A lot of ink has been spilled covering the lives of history's most influential figures, but how much of the forest is lost for the trees? In Charles River Editors' American Legends series, listeners can get caught up to speed on the lives of America's most important men and women in the time it takes to finish a commute, while learning interesting facts long forgotten or yet to be discovered.
For a man who grew up to become the "Bull Moose", Theodore Roosevelt was a sickly child, suffering from asthma and other maladies. But his physical weakness actually drove him to be more active, which also fostered an interest in nature. It also helped that Teddy's family was wealthy, allowing him privileges including home school and the ability to attend Harvard, where he was an athlete and took an interest in naval affairs. After finishing at Harvard, Teddy entered politics, but it didn't stop him from writing The Naval War of 1812 in 1882, establishing himself as a professional writer and historian.

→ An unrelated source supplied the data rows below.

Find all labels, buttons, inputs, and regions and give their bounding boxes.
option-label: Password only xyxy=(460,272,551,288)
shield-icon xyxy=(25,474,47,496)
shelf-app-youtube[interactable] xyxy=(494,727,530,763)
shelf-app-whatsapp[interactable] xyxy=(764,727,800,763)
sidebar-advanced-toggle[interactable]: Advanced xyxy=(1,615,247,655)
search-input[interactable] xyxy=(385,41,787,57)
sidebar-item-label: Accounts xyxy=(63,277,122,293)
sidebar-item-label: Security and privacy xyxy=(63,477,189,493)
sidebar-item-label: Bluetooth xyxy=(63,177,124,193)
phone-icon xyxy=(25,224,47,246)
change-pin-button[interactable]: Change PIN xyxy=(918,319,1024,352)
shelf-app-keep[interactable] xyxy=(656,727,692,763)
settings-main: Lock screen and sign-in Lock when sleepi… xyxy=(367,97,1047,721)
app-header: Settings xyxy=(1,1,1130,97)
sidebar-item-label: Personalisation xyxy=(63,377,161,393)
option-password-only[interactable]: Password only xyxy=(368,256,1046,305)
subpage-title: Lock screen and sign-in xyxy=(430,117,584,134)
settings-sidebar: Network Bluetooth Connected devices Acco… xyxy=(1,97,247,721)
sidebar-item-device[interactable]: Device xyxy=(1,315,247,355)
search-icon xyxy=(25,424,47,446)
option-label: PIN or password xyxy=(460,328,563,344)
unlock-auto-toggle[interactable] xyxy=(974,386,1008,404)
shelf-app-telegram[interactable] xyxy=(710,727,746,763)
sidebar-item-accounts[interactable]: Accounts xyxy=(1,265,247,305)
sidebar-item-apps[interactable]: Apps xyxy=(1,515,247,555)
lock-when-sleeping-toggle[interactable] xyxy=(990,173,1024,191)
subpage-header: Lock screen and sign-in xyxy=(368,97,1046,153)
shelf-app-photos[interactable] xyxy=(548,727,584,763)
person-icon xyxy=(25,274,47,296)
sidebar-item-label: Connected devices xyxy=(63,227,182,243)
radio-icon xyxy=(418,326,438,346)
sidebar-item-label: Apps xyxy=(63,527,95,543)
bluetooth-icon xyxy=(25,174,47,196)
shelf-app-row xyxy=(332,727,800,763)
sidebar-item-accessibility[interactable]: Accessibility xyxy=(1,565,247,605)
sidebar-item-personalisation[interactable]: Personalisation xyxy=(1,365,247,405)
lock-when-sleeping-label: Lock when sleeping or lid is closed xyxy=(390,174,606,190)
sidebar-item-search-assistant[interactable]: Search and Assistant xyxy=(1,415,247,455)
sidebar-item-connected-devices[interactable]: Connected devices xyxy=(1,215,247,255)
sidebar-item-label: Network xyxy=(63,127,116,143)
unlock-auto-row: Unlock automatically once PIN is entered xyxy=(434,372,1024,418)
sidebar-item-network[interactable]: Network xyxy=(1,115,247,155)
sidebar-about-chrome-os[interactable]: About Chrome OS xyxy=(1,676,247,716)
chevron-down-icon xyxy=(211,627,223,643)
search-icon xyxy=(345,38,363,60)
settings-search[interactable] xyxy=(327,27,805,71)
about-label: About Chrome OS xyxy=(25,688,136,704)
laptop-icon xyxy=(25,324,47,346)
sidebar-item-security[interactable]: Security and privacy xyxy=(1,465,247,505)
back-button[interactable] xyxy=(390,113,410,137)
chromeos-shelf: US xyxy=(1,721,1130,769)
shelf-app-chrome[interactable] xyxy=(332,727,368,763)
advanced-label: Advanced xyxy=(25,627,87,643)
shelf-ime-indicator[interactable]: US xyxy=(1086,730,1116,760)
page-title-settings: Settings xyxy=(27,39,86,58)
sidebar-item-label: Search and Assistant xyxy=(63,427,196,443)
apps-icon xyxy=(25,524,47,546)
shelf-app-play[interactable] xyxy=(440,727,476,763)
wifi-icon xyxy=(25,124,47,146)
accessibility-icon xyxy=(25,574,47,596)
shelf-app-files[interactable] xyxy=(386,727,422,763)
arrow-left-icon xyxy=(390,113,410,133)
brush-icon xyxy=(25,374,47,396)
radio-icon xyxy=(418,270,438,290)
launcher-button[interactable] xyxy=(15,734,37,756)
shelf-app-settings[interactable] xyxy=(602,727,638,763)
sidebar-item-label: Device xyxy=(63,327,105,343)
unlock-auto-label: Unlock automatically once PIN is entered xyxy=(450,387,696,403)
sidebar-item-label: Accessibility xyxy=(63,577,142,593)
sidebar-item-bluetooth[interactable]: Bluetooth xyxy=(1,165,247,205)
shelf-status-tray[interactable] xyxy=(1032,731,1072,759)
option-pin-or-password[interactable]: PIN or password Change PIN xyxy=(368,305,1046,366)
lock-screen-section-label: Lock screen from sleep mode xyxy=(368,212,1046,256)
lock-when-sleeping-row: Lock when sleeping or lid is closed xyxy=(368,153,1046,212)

In the 1890s, it was Teddy's turn to make history, leading the Rough Riders during the Spanish-American War and being decorated for his service with a Medal of Honor. He parlayed his glory into the governorship of New York and then as vice president under William McKinley. When McKinley was assassinated in 1901, young Teddy was thrust into the presidency, one that would earn him a place on Mount Rushmore. Roosevelt's "Square Deal" domestic policies favored average citizens while busting trusts and monopolies. Roosevelt also promoted conservation as an environmental stance, while his "speak softly and carry a big stick" foreign policy is still a phrase used often today. Roosevelt even earned a Nobel Prize during his presidency.
By the time Roosevelt died in 1919, he was an American icon.